Meeting someone face-to-face across national boundaries can make a solid impact, and our videoconferences bring people together across any distance in real-time.

Academic Support

Transnational Learning facilitates faculty consultations for students across the globe.  During a consultation, a Cornell professor can guide a student at a partner institution in the direction of his or her research, guidance that is sometimes critically important in keeping research on track and in line with international standards, while providing a global context for the work.

CTL also facilitates students and faculty members in the developing world by helping them to visit the United States. Visitors can meet the broad range of international students and scientists studying in the U.S. and can observe the advanced tools and techniques used in the biological science research conducted at Cornell and other U.S. universities.

Transnational Learning goes a bit further to arrange trips for US students to visit partner programs in order to gain first-hand knowledge in the agricultural systems in developing regions. Students build international networks of peers working in their field, while learning about the constraints and opportunities facing researchers.

Communications Support

Transnational Learning offers professional technical expertise and consultations to partner institutions across the globe.

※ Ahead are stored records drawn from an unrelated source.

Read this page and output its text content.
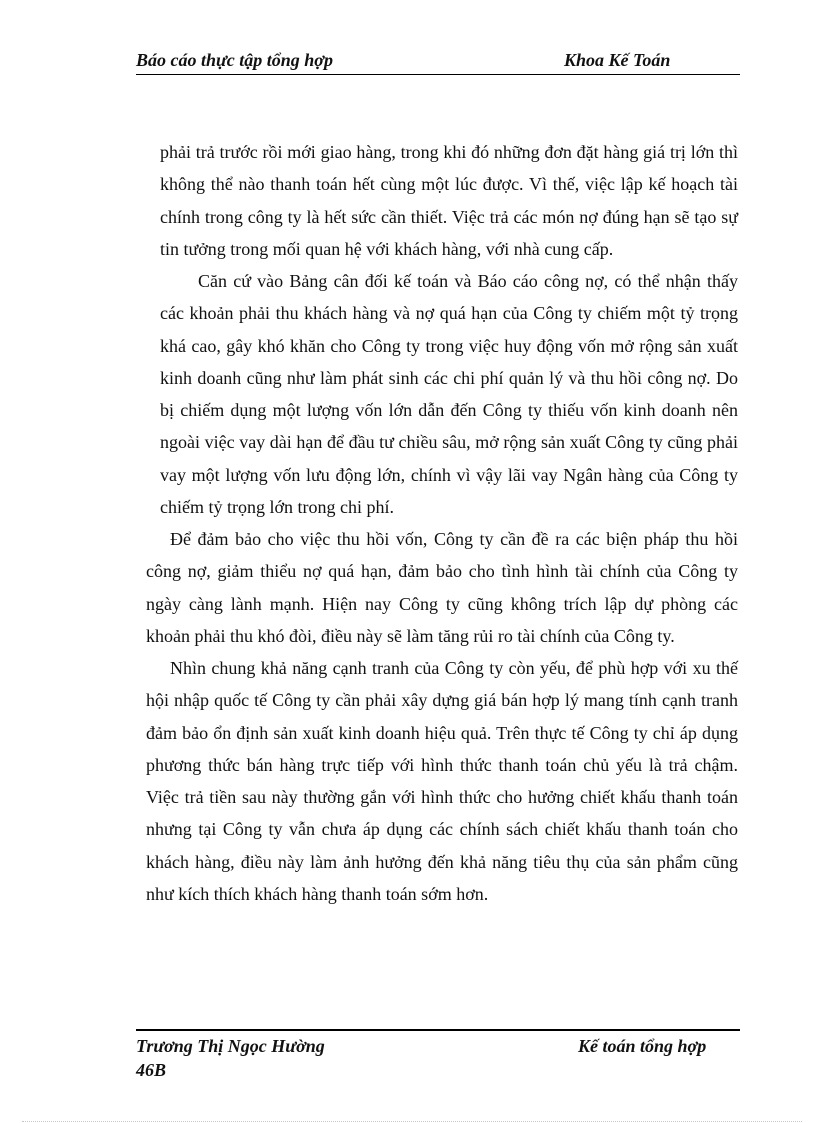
Báo cáo thực tập tổng hợp	Khoa Kế Toán

phải trả trước rồi mới giao hàng, trong khi đó những đơn đặt hàng giá trị lớn thì không thể nào thanh toán hết cùng một lúc được. Vì thế, việc lập kế hoạch tài chính trong công ty là hết sức cần thiết. Việc trả các món nợ đúng hạn sẽ tạo sự tin tưởng trong mối quan hệ với khách hàng, với nhà cung cấp.

Căn cứ vào Bảng cân đối kế toán và Báo cáo công nợ, có thể nhận thấy các khoản phải thu khách hàng và nợ quá hạn của Công ty chiếm một tỷ trọng khá cao, gây khó khăn cho Công ty trong việc huy động vốn mở rộng sản xuất kinh doanh cũng như làm phát sinh các chi phí quản lý và thu hồi công nợ. Do bị chiếm dụng một lượng vốn lớn dẫn đến Công ty thiếu vốn kinh doanh nên ngoài việc vay dài hạn để đầu tư chiều sâu, mở rộng sản xuất Công ty cũng phải vay một lượng vốn lưu động lớn, chính vì vậy lãi vay Ngân hàng của Công ty chiếm tỷ trọng lớn trong chi phí.

Để đảm bảo cho việc thu hồi vốn, Công ty cần đề ra các biện pháp thu hồi công nợ, giảm thiểu nợ quá hạn, đảm bảo cho tình hình tài chính của Công ty ngày càng lành mạnh. Hiện nay Công ty cũng không trích lập dự phòng các khoản phải thu khó đòi, điều này sẽ làm tăng rủi ro tài chính của Công ty.

Nhìn chung khả năng cạnh tranh của Công ty còn yếu, để phù hợp với xu thế hội nhập quốc tế Công ty cần phải xây dựng giá bán hợp lý mang tính cạnh tranh đảm bảo ổn định sản xuất kinh doanh hiệu quả. Trên thực tế Công ty chỉ áp dụng phương thức bán hàng trực tiếp với hình thức thanh toán chủ yếu là trả chậm. Việc trả tiền sau này thường gắn với hình thức cho hưởng chiết khấu thanh toán nhưng tại Công ty vẫn chưa áp dụng các chính sách chiết khấu thanh toán cho khách hàng, điều này làm ảnh hưởng đến khả năng tiêu thụ của sản phẩm cũng như kích thích khách hàng thanh toán sớm hơn.

Trương Thị Ngọc Hường
46B
Kế toán tổng hợp
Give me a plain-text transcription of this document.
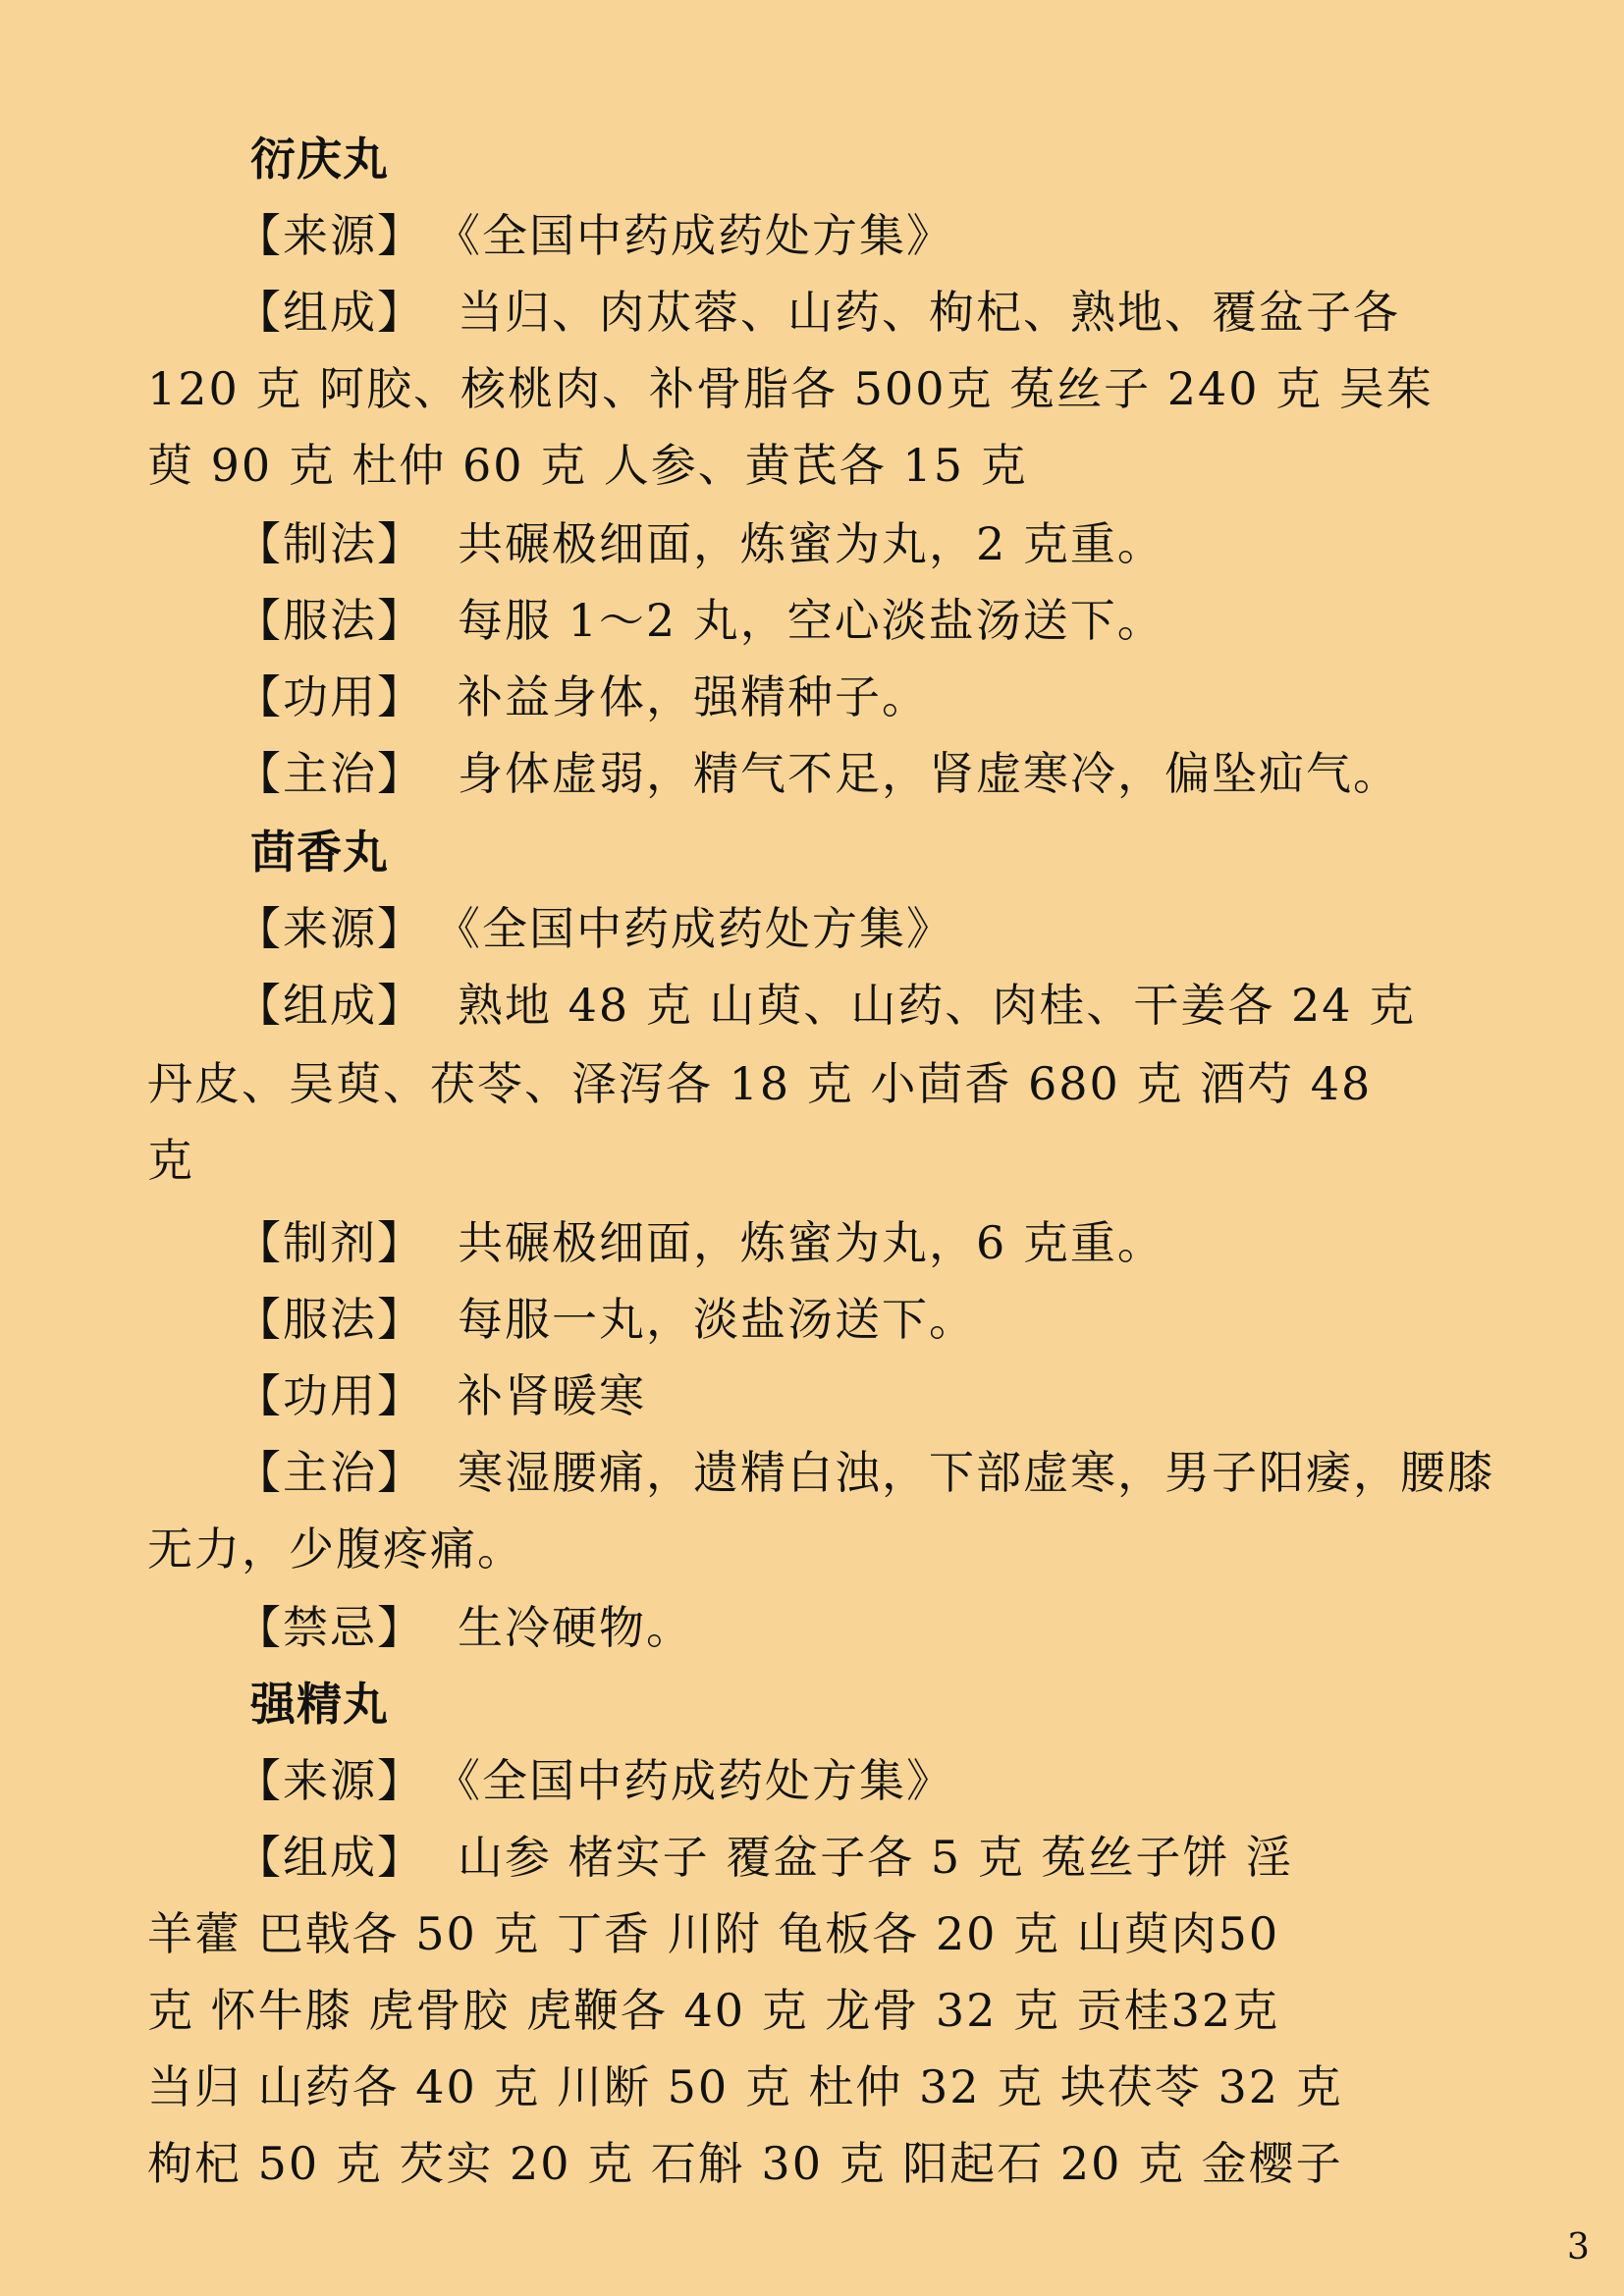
衍庆丸
【来源】 《全国中药成药处方集》
【组成】 当归、肉苁蓉、山药、枸杞、熟地、覆盆子各
120 克 阿胶、核桃肉、补骨脂各 500克 菟丝子 240 克 吴茱
萸 90 克 杜仲 60 克 人参、黄芪各 15 克
【制法】 共碾极细面，炼蜜为丸，2 克重。
【服法】 每服 1～2 丸，空心淡盐汤送下。
【功用】 补益身体，强精种子。
【主治】 身体虚弱，精气不足，肾虚寒冷，偏坠疝气。
茴香丸
【来源】 《全国中药成药处方集》
【组成】 熟地 48 克 山萸、山药、肉桂、干姜各 24 克
丹皮、吴萸、茯苓、泽泻各 18 克 小茴香 680 克 酒芍 48
克
【制剂】 共碾极细面，炼蜜为丸，6 克重。
【服法】 每服一丸，淡盐汤送下。
【功用】 补肾暖寒
【主治】 寒湿腰痛，遗精白浊，下部虚寒，男子阳痿，腰膝
无力，少腹疼痛。
【禁忌】 生冷硬物。
强精丸
【来源】 《全国中药成药处方集》
【组成】 山参 楮实子 覆盆子各 5 克 菟丝子饼 淫
羊藿 巴戟各 50 克 丁香 川附 龟板各 20 克 山萸肉50
克 怀牛膝 虎骨胶 虎鞭各 40 克 龙骨 32 克 贡桂32克
当归 山药各 40 克 川断 50 克 杜仲 32 克 块茯苓 32 克
枸杞 50 克 芡实 20 克 石斛 30 克 阳起石 20 克 金樱子
3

Students must stay in touch with their advisors while conducting field research. Agricultural science students in developing nations frequently are stationed in extremely remote areas and must rely on innovative strategies to keep the lines of communication open with their colleagues. Transnational Learning provides its institutional partners with the necessary communication technologies, such as cellular telephones, satellite modems, radio, and other wireless networks, and technical assistance to ensure that researchers stay connected.

Library Resources

Cornell University’s Albert R. Mann Library holds one of the world’s largest collections of literature in the agricultural sciences. As a Transnational Learning partner institution, you have access to select resources, such as reference assistance, TEEAL, and the gray literature repository.

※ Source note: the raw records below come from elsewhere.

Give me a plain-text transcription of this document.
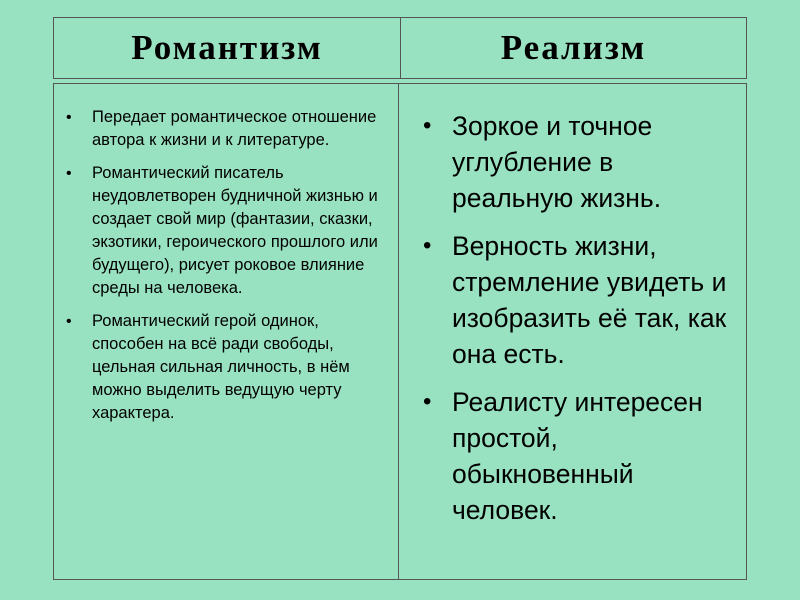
Романтизм	Реализм
• Передает романтическое отношение автора к жизни и к литературе.
• Романтический писатель неудовлетворен будничной жизнью и создает свой мир (фантазии, сказки, экзотики, героического прошлого или будущего), рисует роковое влияние среды на человека.
• Романтический герой одинок, способен на всё ради свободы, цельная сильная личность, в нём можно выделить ведущую черту характера.
• Зоркое и точное углубление в реальную жизнь.
• Верность жизни, стремление увидеть и изобразить её так, как она есть.
• Реалисту интересен простой, обыкновенный человек.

Mann Library’s reference service provides answers to factual inquiries as well as assists users with in-depth research investigations and literature reviews. It provides updates on the latest research via regularly e-mailed database search results. The library also will provide copies of journal articles to students in partner institutions by e-mail or by postal airmail (whichever is more reliable).

The Essential Electronic Agricultural Library (TEEAL) contains the full text of more than 140 international scientific journals and is available to eligible developing countries. The digitized volumes, which are updated annually, indexed, and searchable, are a powerful tool for building capacity in agriculture by helping researchers, faculty, students, and extension workers quickly retrieve relevant and current scientific information. TEEAL can be made available (where appropriate) to students of Transnational Learning partner institutions.

Frequently, studies conducted in less developed nations are not published in major scientific journals and thus are lost to a large portion of the scientific community. This research, however, is often timely, regional, and deals specifically with the issues facing certain scientists. Transnational Learning, in association with Cornell’s Mann Library, is creating a repository for this “gray literature” that will be available to partner institutions.

  1. Presentations are distributed using technology appropriate to the infrastructure of your institution.